The United Kingdom health authorities launched an investigation into a possible link between the use of GLP-1 receptor agonists, like Ozempic, and suicidal thoughts.

The UK Medicines and Healthcare Products Regulatory Agency (MHRA) is examining whether Novo Nordisk’s GLP-1 receptor agonists, diabetes and weight-loss treatments, may cause suicidal and self-harming thoughts, Reuters reports.

Ozempic (semaglutide) is under review by the MHRA, which is usually taken for type 2 diabetes treatment but often used off-label for weight loss, and Saxenda (liraglutide), a medication for weight management.

The investigation was launched after some patients reported that these drugs caused suicidal or self-harming thoughts.

Earlier in July, the European Medicines Agency (EMA) reported reviewing data on the risk of self-injury and suicidal thoughts with GLP-1 receptor agonists, including Ozempic, Saxenda, and Wegovy (semaglutide), a weight-loss drug. According to the EMA, authorities have retrieved about 150 reports.

Novo Nordisk, the manufacturer of Ozempic and Saxenda, tells Reuters that the review was underway and "a response will be provided within the requested timelines."

GLP-1 receptor agonists work by mimicking the effects of the natural hormone glucagon-like peptide 1 (GLP-1).

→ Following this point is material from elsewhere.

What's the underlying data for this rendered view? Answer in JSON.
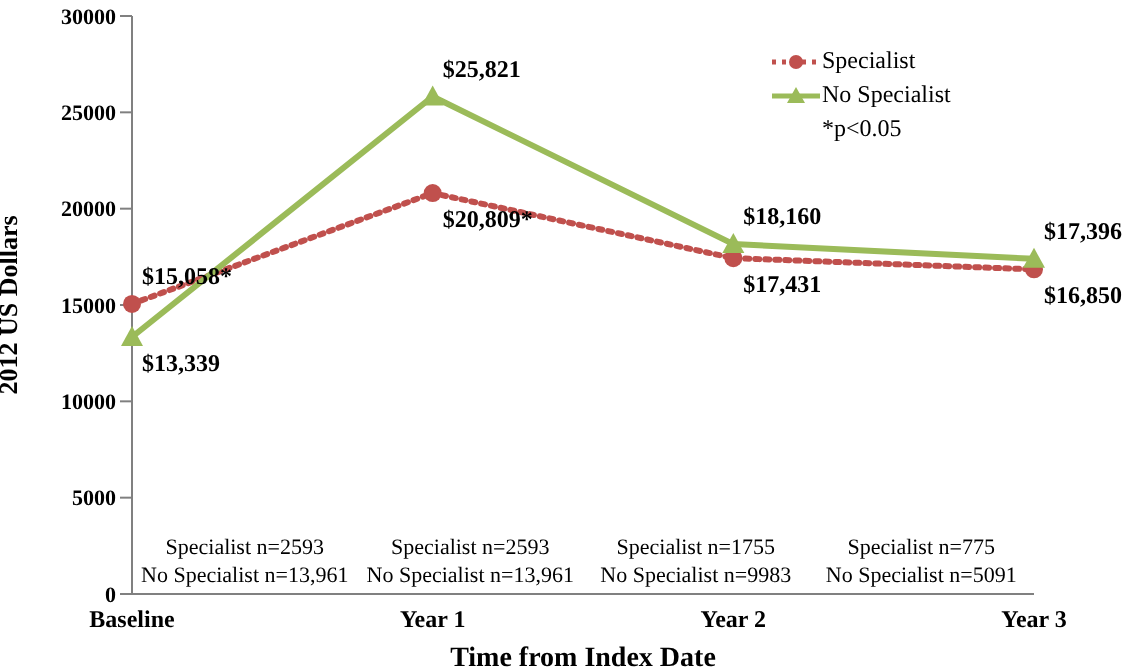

The medications stimulate the body to produce more insulin and, as a result, lower blood sugar levels in people with diabetes.

The receptor agonists may have multiple side effects, primarily gastrointestinal, that include decreased appetite, altered taste, nausea, vomiting, and diarrhea.

However, there are reports of more severe adverse reactions; for example, Ozempic is associated with malnutrition and stomach paralysis and the EMA flagged semaglutide in June after studies showed possible links between the weight loss drug and an increased risk of thyroid cancer.